When I look into a mirror or see a photograph of myself, I see a distorted version of the me everyone else sees. It’s called Body Dysmorphia. I don’t like what I see. I’m trying especially hard these days to combat that nasty little voice inside my head that likes to turn mountains into mole hills, or in my case, a mole into a mountain.

Realistically, I know what I see is an illusion, but emotionally it’s as real as anything else. I suppose we all suffer from this to an extent, we can all pinpoint things about ourselves we might consider flaws, things others would likely never even notice unless we pointed them out. I’m trying not point mine out, especially to myself.

This week, a fellow blogger, HastyWords, (beautiful both inside and out) issued a challenge in response to a challenge and it resonated with me, scared the crapolla out of me too because it involved sharing photos of yourself. Cue anxiety. I could have ignored it, but that would be giving in to the stinkin’ thinkin’ that keeps me in hiding.

The Facebook post that started it all –

“The ‪#‎dontjudgeme‬ challenge makes zero sense to me. The before or after have nothing to do with anything real.

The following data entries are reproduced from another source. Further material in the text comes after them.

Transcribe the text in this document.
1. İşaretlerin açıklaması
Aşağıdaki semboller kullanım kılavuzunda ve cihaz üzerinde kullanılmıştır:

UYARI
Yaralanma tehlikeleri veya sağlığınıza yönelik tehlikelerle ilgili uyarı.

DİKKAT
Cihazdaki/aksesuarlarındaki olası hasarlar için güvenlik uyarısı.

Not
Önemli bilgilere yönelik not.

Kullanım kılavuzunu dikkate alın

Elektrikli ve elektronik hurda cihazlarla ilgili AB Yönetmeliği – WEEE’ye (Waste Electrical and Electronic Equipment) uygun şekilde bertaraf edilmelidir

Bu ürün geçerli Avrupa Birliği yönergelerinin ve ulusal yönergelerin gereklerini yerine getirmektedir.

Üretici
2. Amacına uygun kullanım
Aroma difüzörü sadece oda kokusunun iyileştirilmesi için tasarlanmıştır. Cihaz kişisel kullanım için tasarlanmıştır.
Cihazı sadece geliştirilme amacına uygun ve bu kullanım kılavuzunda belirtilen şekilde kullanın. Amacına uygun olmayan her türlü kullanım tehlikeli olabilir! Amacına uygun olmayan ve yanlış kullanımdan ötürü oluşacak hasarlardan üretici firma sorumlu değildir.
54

So I think the point is… You try to make yourself as undesirable as possible so you can shock us with your best possible self?

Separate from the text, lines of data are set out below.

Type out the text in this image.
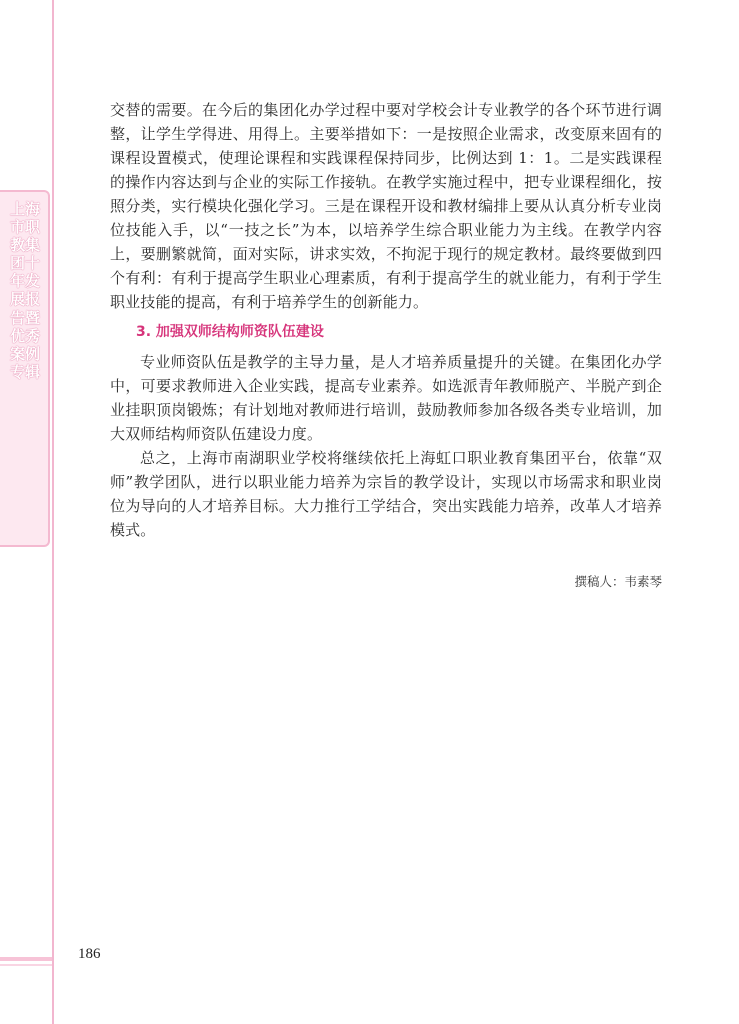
上海市职教集团十年发展报告暨优秀案例专辑

交替的需要。在今后的集团化办学过程中要对学校会计专业教学的各个环节进行调整，让学生学得进、用得上。主要举措如下：一是按照企业需求，改变原来固有的课程设置模式，使理论课程和实践课程保持同步，比例达到 1：1。二是实践课程的操作内容达到与企业的实际工作接轨。在教学实施过程中，把专业课程细化，按照分类，实行模块化强化学习。三是在课程开设和教材编排上要从认真分析专业岗位技能入手，以“一技之长”为本，以培养学生综合职业能力为主线。在教学内容上，要删繁就简，面对实际，讲求实效，不拘泥于现行的规定教材。最终要做到四个有利：有利于提高学生职业心理素质，有利于提高学生的就业能力，有利于学生职业技能的提高，有利于培养学生的创新能力。

3. 加强双师结构师资队伍建设

专业师资队伍是教学的主导力量，是人才培养质量提升的关键。在集团化办学中，可要求教师进入企业实践，提高专业素养。如选派青年教师脱产、半脱产到企业挂职顶岗锻炼；有计划地对教师进行培训，鼓励教师参加各级各类专业培训，加大双师结构师资队伍建设力度。

总之，上海市南湖职业学校将继续依托上海虹口职业教育集团平台，依靠“双师”教学团队，进行以职业能力培养为宗旨的教学设计，实现以市场需求和职业岗位为导向的人才培养目标。大力推行工学结合，突出实践能力培养，改革人才培养模式。

撰稿人：韦素琴

186
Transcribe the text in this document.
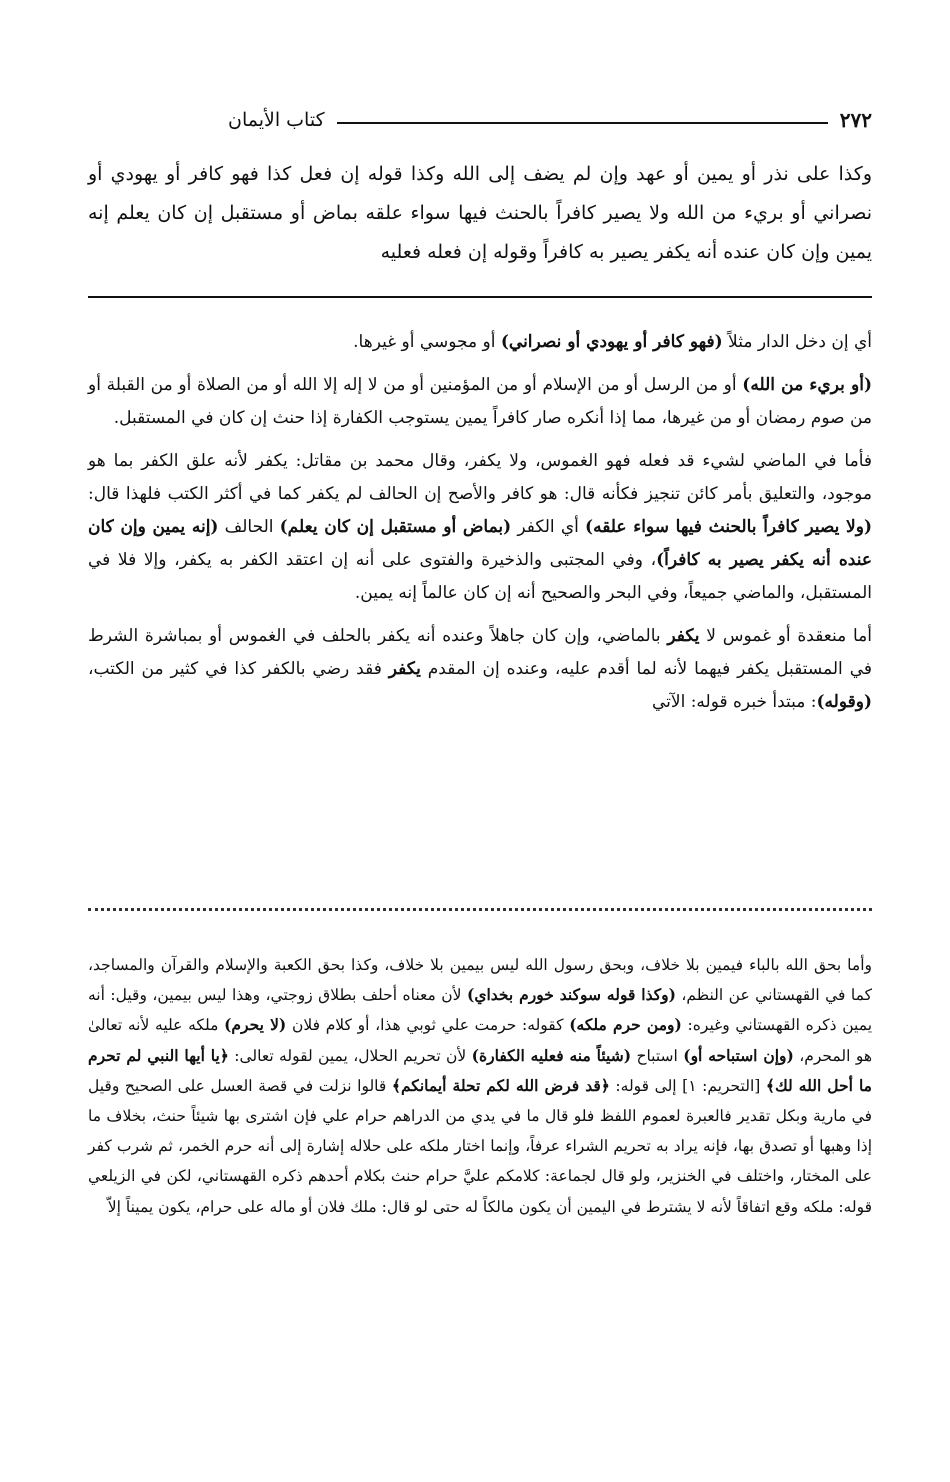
٢٧٢
كتاب الأيمان

وكذا على نذر أو يمين أو عهد وإن لم يضف إلى الله وكذا قوله إن فعل كذا فهو كافر أو يهودي أو نصراني أو بريء من الله ولا يصير كافراً بالحنث فيها سواء علقه بماض أو مستقبل إن كان يعلم إنه يمين وإن كان عنده أنه يكفر يصير به كافراً وقوله إن فعله فعليه

أي إن دخل الدار مثلاً (فهو كافر أو يهودي أو نصراني) أو مجوسي أو غيرها.

(أو بريء من الله) أو من الرسل أو من الإسلام أو من المؤمنين أو من لا إله إلا الله أو من الصلاة أو من القبلة أو من صوم رمضان أو من غيرها، مما إذا أنكره صار كافراً يمين يستوجب الكفارة إذا حنث إن كان في المستقبل.

فأما في الماضي لشيء قد فعله فهو الغموس، ولا يكفر، وقال محمد بن مقاتل: يكفر لأنه علق الكفر بما هو موجود، والتعليق بأمر كائن تنجيز فكأنه قال: هو كافر والأصح إن الحالف لم يكفر كما في أكثر الكتب فلهذا قال: (ولا يصير كافراً بالحنث فيها سواء علقه) أي الكفر (بماض أو مستقبل إن كان يعلم) الحالف (إنه يمين وإن كان عنده أنه يكفر يصير به كافراً)، وفي المجتبى والذخيرة والفتوى على أنه إن اعتقد الكفر به يكفر، وإلا فلا في المستقبل، والماضي جميعاً، وفي البحر والصحيح أنه إن كان عالماً إنه يمين.

أما منعقدة أو غموس لا يكفر بالماضي، وإن كان جاهلاً وعنده أنه يكفر بالحلف في الغموس أو بمباشرة الشرط في المستقبل يكفر فيهما لأنه لما أقدم عليه، وعنده إن المقدم يكفر فقد رضي بالكفر كذا في كثير من الكتب، (وقوله): مبتدأ خبره قوله: الآتي

وأما بحق الله بالباء فيمين بلا خلاف، وبحق رسول الله ليس بيمين بلا خلاف، وكذا بحق الكعبة والإسلام والقرآن والمساجد، كما في القهستاني عن النظم، (وكذا قوله سوكند خورم بخداي) لأن معناه أحلف بطلاق زوجتي، وهذا ليس بيمين، وقيل: أنه يمين ذكره القهستاني وغيره: (ومن حرم ملكه) كقوله: حرمت علي ثوبي هذا، أو كلام فلان (لا يحرم) ملكه عليه لأنه تعالىٰ هو المحرم، (وإن استباحه أو) استباح (شيئاً منه فعليه الكفارة) لأن تحريم الحلال، يمين لقوله تعالى: ﴿يا أيها النبي لم تحرم ما أحل الله لك﴾ [التحريم: ١] إلى قوله: ﴿قد فرض الله لكم تحلة أيمانكم﴾ قالوا نزلت في قصة العسل على الصحيح وقيل في مارية وبكل تقدير فالعبرة لعموم اللفظ فلو قال ما في يدي من الدراهم حرام علي فإن اشترى بها شيئاً حنث، بخلاف ما إذا وهبها أو تصدق بها، فإنه يراد به تحريم الشراء عرفاً، وإنما اختار ملكه على حلاله إشارة إلى أنه حرم الخمر، ثم شرب كفر على المختار، واختلف في الخنزير، ولو قال لجماعة: كلامكم عليَّ حرام حنث بكلام أحدهم ذكره القهستاني، لكن في الزيلعي قوله: ملكه وقع اتفاقاً لأنه لا يشترط في اليمين أن يكون مالكاً له حتى لو قال: ملك فلان أو ماله على حرام، يكون يميناً إلاّ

I mean it’s harmless right? But really it’s just another way society is focusing on the wrong things. How about just don’t judge me period.”

You can visit her blog, here, to read more . . .

And on The SisterWivesread Lizzi’s post, In a world so quick to judge, just #BeReal.

So – I am sucking it up and getting real. Too real if ya ask me . . .

Obviously - Not a fan of mornings!

Obviously – Not a fan of mornings!

In this world of filters and Photoshop, true beauty has been replaced by an unrealistic ideal of what makes a person beautiful and it’s harmful . . . it’s just not real. The women we see on magazine covers have been airbrushed all over, thinned here, and elongated there. Their hair isn’t that thick, their skin isn’t that smooth, their teeth aren’t that white, and their bodies aren’t that toned. It’s not real. 

Ready to #BeReal and show the world what beautiful really is? Share your real you, your everyday you, time to shine lovelies, shine.